Danny saw Verney smile for the first time. It was a broad smile. It was as cold as the underside of a frog. “What do you mean?”

“I won’t accept ruin. I refuse to accept that. I swear this. I swear it before all I hold sacred, Daniel Bronson. Either make your demand reasonable, or I shall destroy every trace of that money. Then you can serve your seven years, and Catton can die, and I can slowly but certainly work my way out of indebtedness. You can not and will not frighten me. I decided that the moment I hung up the phone after your call.”

Danny looked directly into the deepset eyes. “Burn it up, Verney. Get rid of it. You know exactly how hot that money is. It’s been the hottest money in the country for better than three years. All I have to do is let the word out to the F.B.I. They’ll bring in a flock of guys. They’ll backtrack you to wherever you got it. They’ll prove you got hold of it. Don’t think they won’t. And then it won’t matter a damn whether you burned it or not. Want to keep playing this game?”

Verney leaned back. His voice was slightly weak as he said, “You’re a very difficult man, Bronson.”

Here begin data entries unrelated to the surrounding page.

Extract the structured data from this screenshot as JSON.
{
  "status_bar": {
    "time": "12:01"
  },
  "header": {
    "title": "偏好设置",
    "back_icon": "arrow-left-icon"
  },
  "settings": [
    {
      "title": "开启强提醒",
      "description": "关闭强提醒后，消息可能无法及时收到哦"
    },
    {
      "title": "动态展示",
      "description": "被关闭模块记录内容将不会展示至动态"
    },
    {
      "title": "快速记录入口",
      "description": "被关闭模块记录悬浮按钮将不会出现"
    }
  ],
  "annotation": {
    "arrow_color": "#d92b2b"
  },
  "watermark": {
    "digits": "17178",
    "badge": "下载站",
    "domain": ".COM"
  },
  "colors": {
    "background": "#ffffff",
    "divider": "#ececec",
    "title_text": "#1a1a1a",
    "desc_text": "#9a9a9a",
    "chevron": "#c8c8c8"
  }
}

“We’ve both played a lot of poker. But I can see the hole you’re in, and I don’t want you doing anything damn foolish, and I don’t want Catton doing anything stupid. I can see that I’ve got to leave you some bait. I’ll go this far. I want two hundred thousand. A hundred and ninety-five can be the hot stuff, but I want five I can use anywhere, in small stuff. That will leave you... let me see... a hundred and thirty-two thousand of the hot stuff. You can get rid of it through your channels and still double your investment.”

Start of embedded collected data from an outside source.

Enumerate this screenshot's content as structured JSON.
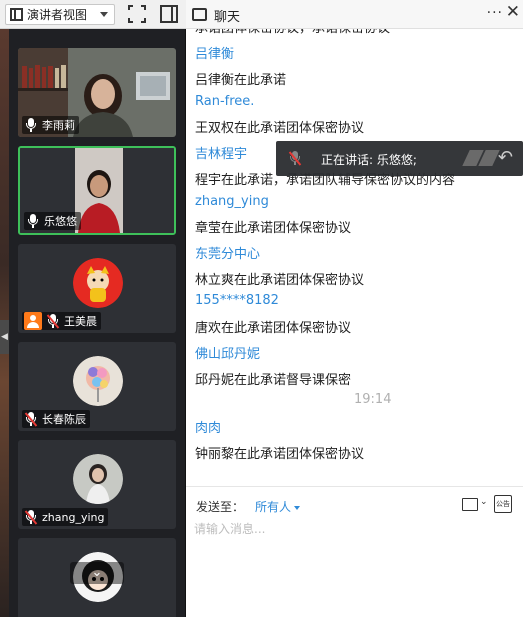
{
  "toolbar": {
    "view_label": "演讲者视图"
  },
  "participants": [
    {
      "name": "李雨莉",
      "mic": "on",
      "host": false
    },
    {
      "name": "乐悠悠",
      "mic": "on",
      "host": false,
      "active": true
    },
    {
      "name": "王美晨",
      "mic": "muted",
      "host": true
    },
    {
      "name": "长春陈辰",
      "mic": "muted",
      "host": false
    },
    {
      "name": "zhang_ying",
      "mic": "muted",
      "host": false
    },
    {
      "name": "",
      "mic": "muted",
      "host": false
    }
  ],
  "chat": {
    "title": "聊天",
    "messages": [
      {
        "sender": "吕律衡",
        "text": "吕律衡在此承诺"
      },
      {
        "sender": "Ran-free.",
        "text": "王双权在此承诺团体保密协议"
      },
      {
        "sender": "吉林程宇",
        "text": "程宇在此承诺，承诺团队辅导保密协议的内容"
      },
      {
        "sender": "zhang_ying",
        "text": "章莹在此承诺团体保密协议"
      },
      {
        "sender": "东莞分中心",
        "text": "林立爽在此承诺团体保密协议"
      },
      {
        "sender": "155****8182",
        "text": "唐欢在此承诺团体保密协议"
      },
      {
        "sender": "佛山邱丹妮",
        "text": "邱丹妮在此承诺督导课保密"
      },
      {
        "sender": "肉肉",
        "text": "钟丽黎在此承诺团体保密协议"
      }
    ],
    "time": "19:14",
    "speaking": "正在讲话: 乐悠悠;",
    "send_label": "发送至：",
    "send_target": "所有人",
    "input_placeholder": "请输入消息...",
    "board_icon_text": "公告"
  },
  "colors": {
    "sender": "#2f8ad8",
    "active_border": "#3ec05a",
    "host_badge": "#ff7a1a"
  }
}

“That isn’t going to be enough.”

“You’re going to have to get along with it. Hell, if you’re really in the bag, why not screw Catton, take all that’s left and do like I’m going to do? You can live good, they tell me.”

“It isn’t enough.”

“I’m giving you a break and you better take it.”

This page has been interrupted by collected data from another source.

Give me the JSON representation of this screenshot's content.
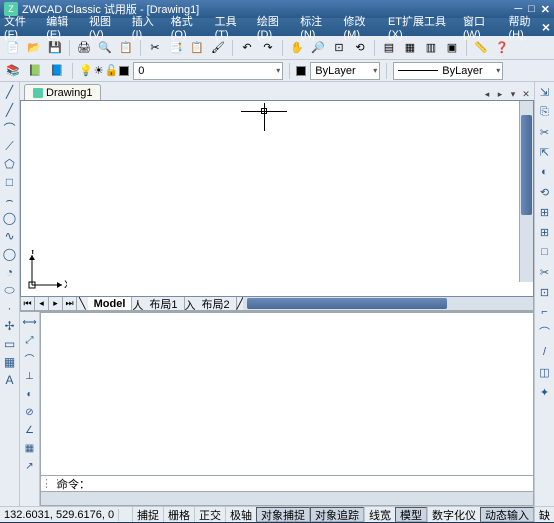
{
  "window": {
    "title": "ZWCAD Classic 试用版 - [Drawing1]"
  },
  "menu": {
    "file": "文件(F)",
    "edit": "编辑(E)",
    "view": "视图(V)",
    "insert": "插入(I)",
    "format": "格式(O)",
    "tools": "工具(T)",
    "draw": "绘图(D)",
    "dim": "标注(N)",
    "modify": "修改(M)",
    "et": "ET扩展工具(X)",
    "window": "窗口(W)",
    "help": "帮助(H)"
  },
  "tab": {
    "name": "Drawing1"
  },
  "layer": {
    "current": "0"
  },
  "props": {
    "bylayer": "ByLayer",
    "linetype": "ByLayer"
  },
  "sheets": {
    "model": "Model",
    "layout1": "布局1",
    "layout2": "布局2"
  },
  "cmd": {
    "prompt": "命令："
  },
  "status": {
    "coords": "132.6031, 529.6176, 0",
    "snap": "捕捉",
    "grid": "栅格",
    "ortho": "正交",
    "polar": "极轴",
    "osnap": "对象捕捉",
    "otrack": "对象追踪",
    "lw": "线宽",
    "model": "模型",
    "digit": "数字化仪",
    "dyn": "动态输入",
    "ann": "缺"
  },
  "ucs": {
    "x": "X",
    "y": "Y"
  },
  "lefttool_icons": [
    "╱",
    "╱",
    "⌒",
    "⟋",
    "⬠",
    "□",
    "⌢",
    "◯",
    "∿",
    "◯",
    "◔",
    "⬭",
    "·",
    "✢",
    "▭",
    "▦",
    "A"
  ],
  "righttool_icons": [
    "⇲",
    "⎘",
    "✂",
    "⇱",
    "◐",
    "⟲",
    "⊞",
    "⊞",
    "□",
    "✂",
    "⊡",
    "⌐",
    "⌒",
    "/",
    "◫",
    "✦"
  ]
}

Verney raised one heavy eyebrow. “Or else?”

“Or else. That’s it. Or else you get smashed no matter what happens to me. I can do seven standing on my head. You bring it out here Wednesday. I can wait until then. Then bring it, and don’t be short. Don’t be a dime short. And you can’t afford to get any fancy ideas because, as I told you before, it’s all written down and in a safe place.”

Verney looked down at his big-knuckled hands for a long time. At last he nodded.

“All right.”

“Wednesday?”

“Wednesday afternoon.”

“I won’t stay around long after that.”

“Is Mrs. Catton going with you?”

“She thinks so.”

He stood up. “She is a stupid, shallow woman.”

Danny watched the Dodge drive away, down the gravel road and around the bend and out of sight behind the trees. He went into the house, put two ice cubes in a glass and covered them with bourbon. He walked into the bedroom, grinned into the largest mirror and silently toasted himself.